Preaching should not be needs-based, except in extreme situations (i.e. the church burns down and we need to raise money to rebuild). Yes, it should be sensitive to the audience and its real, deep seated needs, but not to its lusts, desires, expressed and confused ‘wants’. Preaching instead should be Scripture based, text based, not needs based. The preacher is not called to be a pop psychologist serving up chicken soup for the soul, pablum for the masses. He is not called to be a sensitivity group leader. He is called to break the bread of life for a starving people, open the Word of God for the unenlightened, share the living water in a dry and weary land. Only the real thing will feed their real need, and slake their real thirst.

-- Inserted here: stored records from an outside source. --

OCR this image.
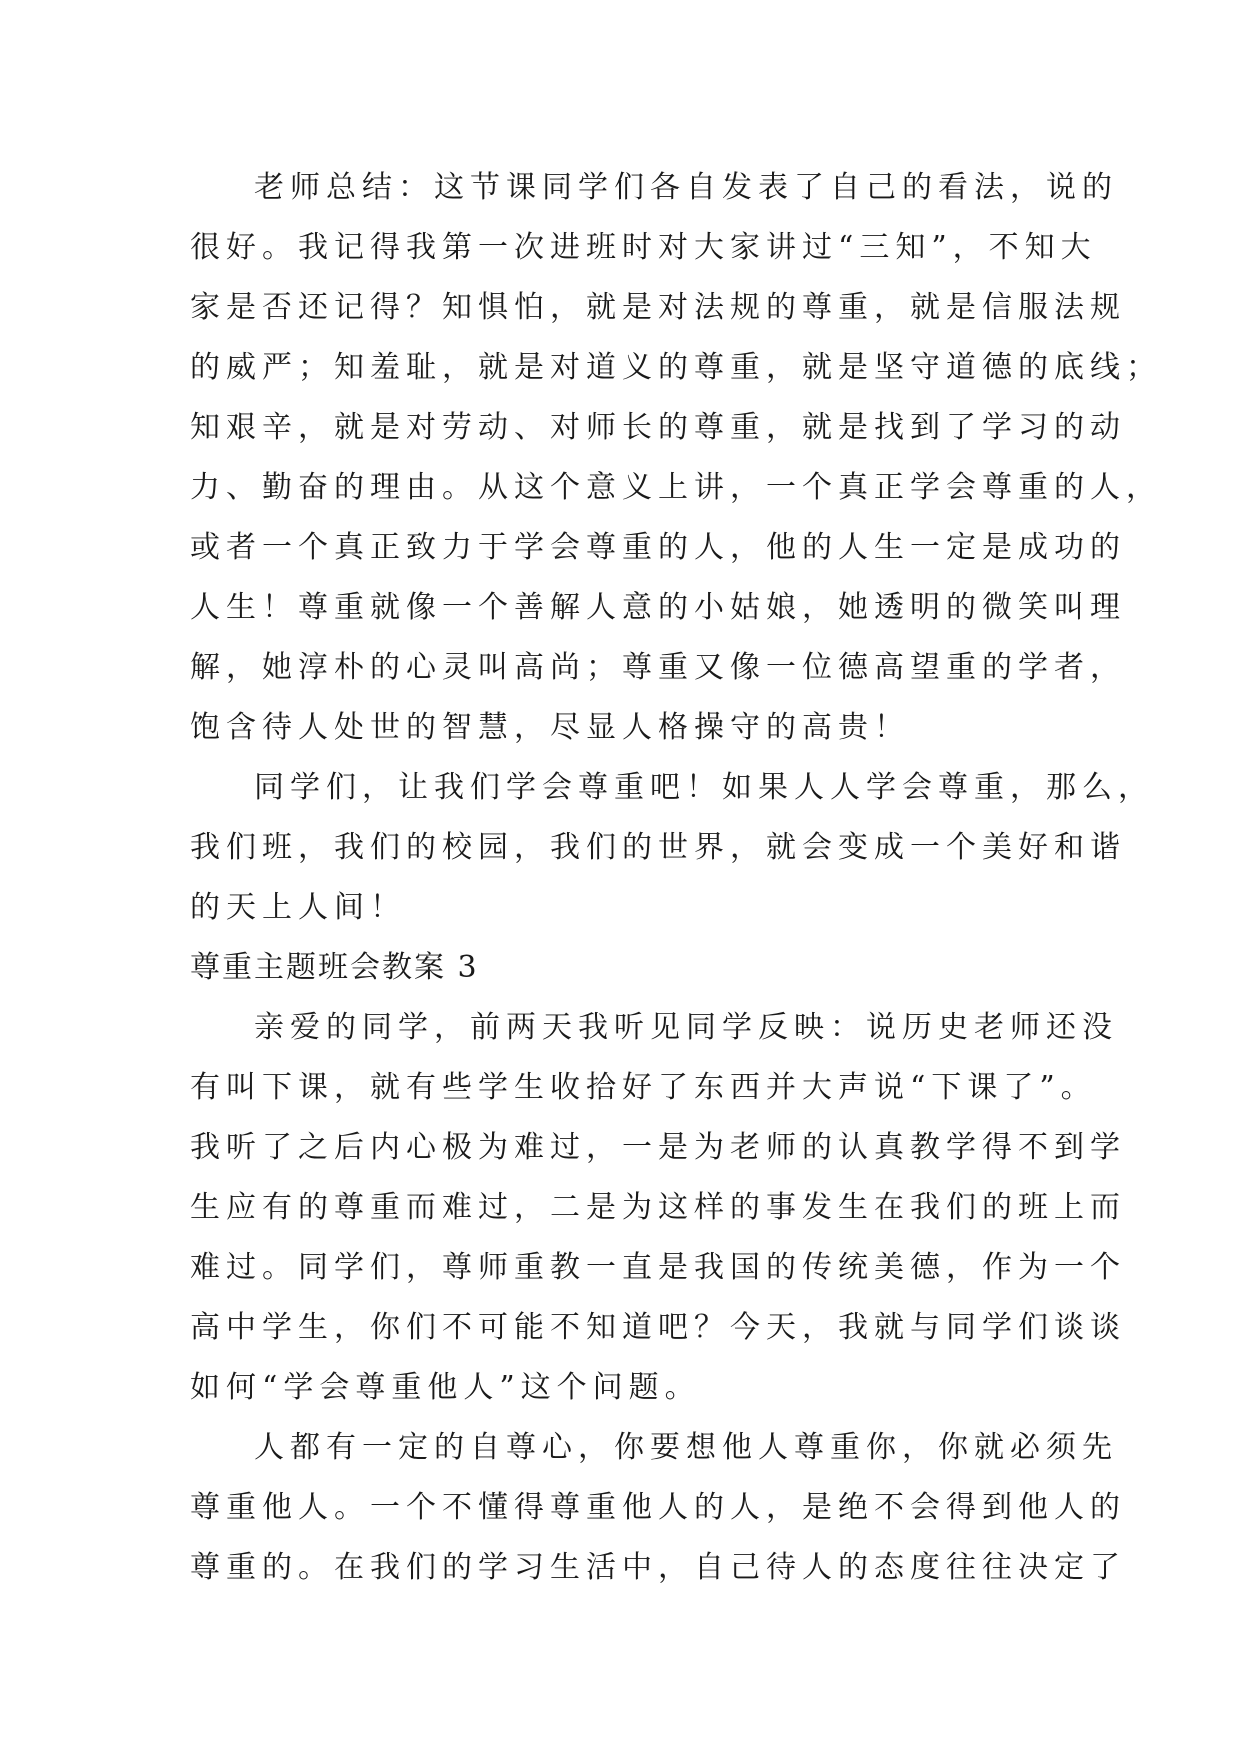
老师总结：这节课同学们各自发表了自己的看法，说的
很好。我记得我第一次进班时对大家讲过“三知”，不知大
家是否还记得？知惧怕，就是对法规的尊重，就是信服法规
的威严；知羞耻，就是对道义的尊重，就是坚守道德的底线；
知艰辛，就是对劳动、对师长的尊重，就是找到了学习的动
力、勤奋的理由。从这个意义上讲，一个真正学会尊重的人，
或者一个真正致力于学会尊重的人，他的人生一定是成功的
人生！尊重就像一个善解人意的小姑娘，她透明的微笑叫理
解，她淳朴的心灵叫高尚；尊重又像一位德高望重的学者，
饱含待人处世的智慧，尽显人格操守的高贵！
同学们，让我们学会尊重吧！如果人人学会尊重，那么，
我们班，我们的校园，我们的世界，就会变成一个美好和谐
的天上人间！
尊重主题班会教案 3
亲爱的同学，前两天我听见同学反映：说历史老师还没
有叫下课，就有些学生收拾好了东西并大声说“下课了”。
我听了之后内心极为难过，一是为老师的认真教学得不到学
生应有的尊重而难过，二是为这样的事发生在我们的班上而
难过。同学们，尊师重教一直是我国的传统美德，作为一个
高中学生，你们不可能不知道吧？今天，我就与同学们谈谈
如何“学会尊重他人”这个问题。
人都有一定的自尊心，你要想他人尊重你，你就必须先
尊重他人。一个不懂得尊重他人的人，是绝不会得到他人的
尊重的。在我们的学习生活中，自己待人的态度往往决定了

The preacher needs to give them the Gospel and get out of the way and let it work through the ministry of the Spirit. It’s not about the preacher, its not about his personality. It’s not about his style and grace. It’s about being like John Baptist and every Sunday saying ‘there is one coming after me… listen to Him. He must increase and I must decrease.’ The preacher can only point to the Savior like John– ‘behold the Lamb of God’. The preacher is not the savior of his people. I grow weary of hearing preachers brag “I saved 40 souls last night at the revival, rescued them from iniquity and Hades’. This word just in, the preacher never saves anyone. Only Jesus can do that. For a preacher to claim ’40 souls were saved through my ministry’ would be like a quill pen claiming ‘I am the author of Shakespeare’s ten best plays’. Wrong. And one more thing preacher— it’s not your ministry, it’s the Lord’s.

Above all, its not about the preacher telling his own story, though there is from time to time a place for a good testimony. It’s about telling the OLD OLD story…. and then telling the people that His story is not merely history, it is your story if “anyone is in Christ.”